Canavan Disease Gene Therapy BBP-812 Shows Preliminary Efficacy and Safety

BridgeBio Pharma’s BBP-812, an investigational adeno-associated virus serotype 9 (AAV9) vector-based gene therapy intended to treat Canavan disease, was shown to positively impact biomarkers in data from the phase 1/2 CANaspire clinical trial (NCT04998396). The findings, along with additional preliminary efficacy and safety results, were presented orally in a session entitled “Gene and Cell Therapy Trials in Progress” at the American Society of Gene and Cell Therapy (ASGCT) 2023 Annual Meeting, held May 16-20, in Los Angeles, California.

The study assessed levels of N-acetylaspartate (NAA), which is present in abnormally high levels in patients with Canavan disease because of a loss-of-function mutation in ASPA, the gene that encodes the enzyme responsible for breaking down NAA. The study specifically evaluated NAA levels in the urine, cerebrospinal fluid (CSF), and brain. Florian Eichler, MD, a neurologist at Massachusetts General Hospital, who presented the data, noted that all 6 patients who have been treated in CANaspire so far experienced a rapid and persistent decline in urine NAA levels following administration of the gene therapy. Reductions in NAA levels in the CSF and brain were also observed. In addition to the biomarker data, there were also improvements observed in 4 patients in myelination on MRI and in Gross Motor Function Measure-88 (GMFM-88) score.

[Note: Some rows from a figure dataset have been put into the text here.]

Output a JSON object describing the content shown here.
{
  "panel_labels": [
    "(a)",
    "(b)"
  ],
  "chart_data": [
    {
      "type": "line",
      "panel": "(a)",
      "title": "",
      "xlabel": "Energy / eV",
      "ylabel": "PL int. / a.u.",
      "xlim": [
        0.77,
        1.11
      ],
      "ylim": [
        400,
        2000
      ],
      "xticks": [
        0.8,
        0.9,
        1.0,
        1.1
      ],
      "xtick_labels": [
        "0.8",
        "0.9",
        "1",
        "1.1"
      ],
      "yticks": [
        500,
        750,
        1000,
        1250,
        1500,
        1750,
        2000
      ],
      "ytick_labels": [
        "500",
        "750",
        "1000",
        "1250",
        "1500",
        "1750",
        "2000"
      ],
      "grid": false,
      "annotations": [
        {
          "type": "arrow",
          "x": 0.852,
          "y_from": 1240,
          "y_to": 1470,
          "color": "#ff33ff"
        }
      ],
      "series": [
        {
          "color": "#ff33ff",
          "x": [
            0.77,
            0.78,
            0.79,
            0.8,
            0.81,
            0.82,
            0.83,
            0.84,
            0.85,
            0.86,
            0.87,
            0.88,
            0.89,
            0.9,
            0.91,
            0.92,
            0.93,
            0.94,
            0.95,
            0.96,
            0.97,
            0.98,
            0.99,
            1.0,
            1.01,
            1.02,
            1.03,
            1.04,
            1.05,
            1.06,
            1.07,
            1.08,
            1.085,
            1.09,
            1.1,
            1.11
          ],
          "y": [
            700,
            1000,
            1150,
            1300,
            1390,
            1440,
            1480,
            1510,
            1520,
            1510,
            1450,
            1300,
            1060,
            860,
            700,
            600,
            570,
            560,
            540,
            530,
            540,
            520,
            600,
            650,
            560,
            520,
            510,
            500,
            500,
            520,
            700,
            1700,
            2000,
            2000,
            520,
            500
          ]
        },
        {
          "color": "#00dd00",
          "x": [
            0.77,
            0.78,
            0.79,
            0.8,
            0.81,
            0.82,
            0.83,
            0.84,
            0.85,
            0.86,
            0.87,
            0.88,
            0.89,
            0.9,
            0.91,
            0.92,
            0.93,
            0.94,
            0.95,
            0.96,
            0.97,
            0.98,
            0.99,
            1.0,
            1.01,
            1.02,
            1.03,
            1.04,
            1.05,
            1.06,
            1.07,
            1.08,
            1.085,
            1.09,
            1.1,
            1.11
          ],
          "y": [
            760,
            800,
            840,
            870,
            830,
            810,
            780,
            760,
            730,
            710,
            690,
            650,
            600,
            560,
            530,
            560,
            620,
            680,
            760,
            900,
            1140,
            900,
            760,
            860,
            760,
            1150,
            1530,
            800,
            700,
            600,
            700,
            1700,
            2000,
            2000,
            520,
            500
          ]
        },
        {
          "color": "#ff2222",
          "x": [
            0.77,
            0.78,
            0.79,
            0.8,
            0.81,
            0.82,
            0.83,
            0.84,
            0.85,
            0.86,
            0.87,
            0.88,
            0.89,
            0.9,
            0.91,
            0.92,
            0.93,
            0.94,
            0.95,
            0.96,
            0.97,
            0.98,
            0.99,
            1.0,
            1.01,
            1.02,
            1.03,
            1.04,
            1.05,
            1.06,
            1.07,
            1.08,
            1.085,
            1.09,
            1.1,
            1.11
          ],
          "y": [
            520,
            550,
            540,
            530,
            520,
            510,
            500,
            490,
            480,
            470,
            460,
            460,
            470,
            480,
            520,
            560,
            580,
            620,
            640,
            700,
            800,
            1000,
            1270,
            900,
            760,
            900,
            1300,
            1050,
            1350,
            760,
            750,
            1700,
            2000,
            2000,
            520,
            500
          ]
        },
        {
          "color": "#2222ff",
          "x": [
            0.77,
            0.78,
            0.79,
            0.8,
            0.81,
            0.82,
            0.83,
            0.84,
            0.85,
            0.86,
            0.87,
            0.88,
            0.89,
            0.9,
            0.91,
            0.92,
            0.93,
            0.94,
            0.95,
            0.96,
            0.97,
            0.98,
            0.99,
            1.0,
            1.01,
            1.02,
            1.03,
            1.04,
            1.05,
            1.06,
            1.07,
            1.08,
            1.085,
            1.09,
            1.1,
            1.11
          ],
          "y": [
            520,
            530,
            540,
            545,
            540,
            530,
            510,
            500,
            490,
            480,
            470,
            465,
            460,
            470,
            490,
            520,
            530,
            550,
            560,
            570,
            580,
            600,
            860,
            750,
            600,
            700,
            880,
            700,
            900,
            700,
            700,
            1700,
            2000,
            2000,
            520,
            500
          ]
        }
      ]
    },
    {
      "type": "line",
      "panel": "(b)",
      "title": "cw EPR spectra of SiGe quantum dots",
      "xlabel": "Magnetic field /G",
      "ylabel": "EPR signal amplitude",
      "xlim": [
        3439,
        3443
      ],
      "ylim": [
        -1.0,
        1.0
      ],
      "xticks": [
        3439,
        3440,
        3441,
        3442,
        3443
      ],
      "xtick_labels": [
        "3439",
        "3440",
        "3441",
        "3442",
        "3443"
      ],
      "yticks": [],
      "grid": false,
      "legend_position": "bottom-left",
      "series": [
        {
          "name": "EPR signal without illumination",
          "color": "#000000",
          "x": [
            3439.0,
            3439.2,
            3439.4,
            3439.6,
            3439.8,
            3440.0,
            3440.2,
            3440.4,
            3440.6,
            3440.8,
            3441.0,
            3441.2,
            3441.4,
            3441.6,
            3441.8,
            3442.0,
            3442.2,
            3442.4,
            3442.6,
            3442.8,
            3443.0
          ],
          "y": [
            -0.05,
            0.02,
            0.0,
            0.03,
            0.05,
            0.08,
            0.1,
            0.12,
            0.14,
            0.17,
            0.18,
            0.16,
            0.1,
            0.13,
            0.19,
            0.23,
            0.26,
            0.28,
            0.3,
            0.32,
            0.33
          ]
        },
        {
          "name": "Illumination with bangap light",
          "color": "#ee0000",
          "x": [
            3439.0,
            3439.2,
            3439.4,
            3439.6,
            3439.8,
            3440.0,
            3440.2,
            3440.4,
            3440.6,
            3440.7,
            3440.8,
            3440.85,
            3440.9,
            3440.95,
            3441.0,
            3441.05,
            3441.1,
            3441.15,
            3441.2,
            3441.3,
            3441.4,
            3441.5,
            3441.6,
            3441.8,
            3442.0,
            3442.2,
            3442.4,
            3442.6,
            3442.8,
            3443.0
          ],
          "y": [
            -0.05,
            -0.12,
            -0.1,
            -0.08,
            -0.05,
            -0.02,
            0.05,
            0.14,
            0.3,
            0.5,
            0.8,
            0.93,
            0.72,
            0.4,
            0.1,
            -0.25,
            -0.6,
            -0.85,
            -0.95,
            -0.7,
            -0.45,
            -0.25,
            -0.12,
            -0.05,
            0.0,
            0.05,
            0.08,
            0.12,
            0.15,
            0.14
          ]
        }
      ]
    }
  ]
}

“These 4 patients show improvements in GMFM-88, particularly in sitting ability and head control,” Eichler said. “All of our patients show improvements in initiating voluntary head movements. There is 1 patient in particular who has been able to sit up and also to take a stand and take steps.”

Eichler also presented data from a natural history study, CANinform (NCT04126005), which is running in parallel to CANaspire. CANinform has enrolled 55 patients with Canavan disease from 14 countries so far. The purpose of the study is to build a comparator group for CANaspire and inform the selection of end points. Eichler pointed out that there are currently no validated scales for Canavan disease, but that the data from the natural history study is intended to allow for examination of the relationship between NAA levels and disease severity.

Based on a collation of CANinform data, pretreatment data from CANaspire, and data from literature review, it was determined that urine NAA is lower in the mild phenotype of Canavan disease than in the typical phenotype. Patients are considered to have the mild phenotype if they are able to pull to stand; patients with the mild phenotype made up approximately 10% of the CANinform population. All 6 patients enrolled in CANaspire showed urine NAA levels in the typical range for Canavan disease prior to treatment with BBP-812; after treatment, all of the patients experienced a reduction in urine NAA levels to the mild range.

In terms of safety, 3 patients dosed with BBP-812 experienced serious treatment-emergent adverse events (AEs). These AEs include severe subdural hemorrhage, severe seizure, severe gastrostomy, severe vomiting, and moderate decerebrate posture. The gastrostomy was not related to BBP-812 and the subdural hemorrhage, seizure, and vomiting were deemed unlikely to be related to BBP-812. The decerebrate posture was deemed possibly related to BBP-812. Eichler noted that laboratory findings were expected and manageable.

All 6 patients received a dose of 1.32x10¹⁴ vg/kg of BBP-812. The patients were required to be aged 30 months or younger at dosing and to be AAV9 total anti-body negative. Follow-up as of the March 25, 2023, data cutoff ranges from less than 1 month to 17 months.

“[BBP-812] has been generally well-tolerated...,” Eichler concluded. “Preliminary data on imaging and motor function are encouraging, but certainly we need more data and longer follow-up to fully characterize the potential clinical benefit.” In response to an audience question regarding the NAA measurements, Eichler additionally acknowledged that there were limitations in the methods used to gather and collate the biomarker data.

REFERENCE
Eichler F, Nagy A, Laforet G, et al. Initial biomarker and clinical findings from the CANaspire Canavan disease gene therapy trial: Exploration of connections between NAA and disease severity. Presented at: American Society of Gene and Cell Therapy (ASGCT) 2023 Annual Meeting. May 16-20, 2023; Los Angeles, CA. Abstract #358.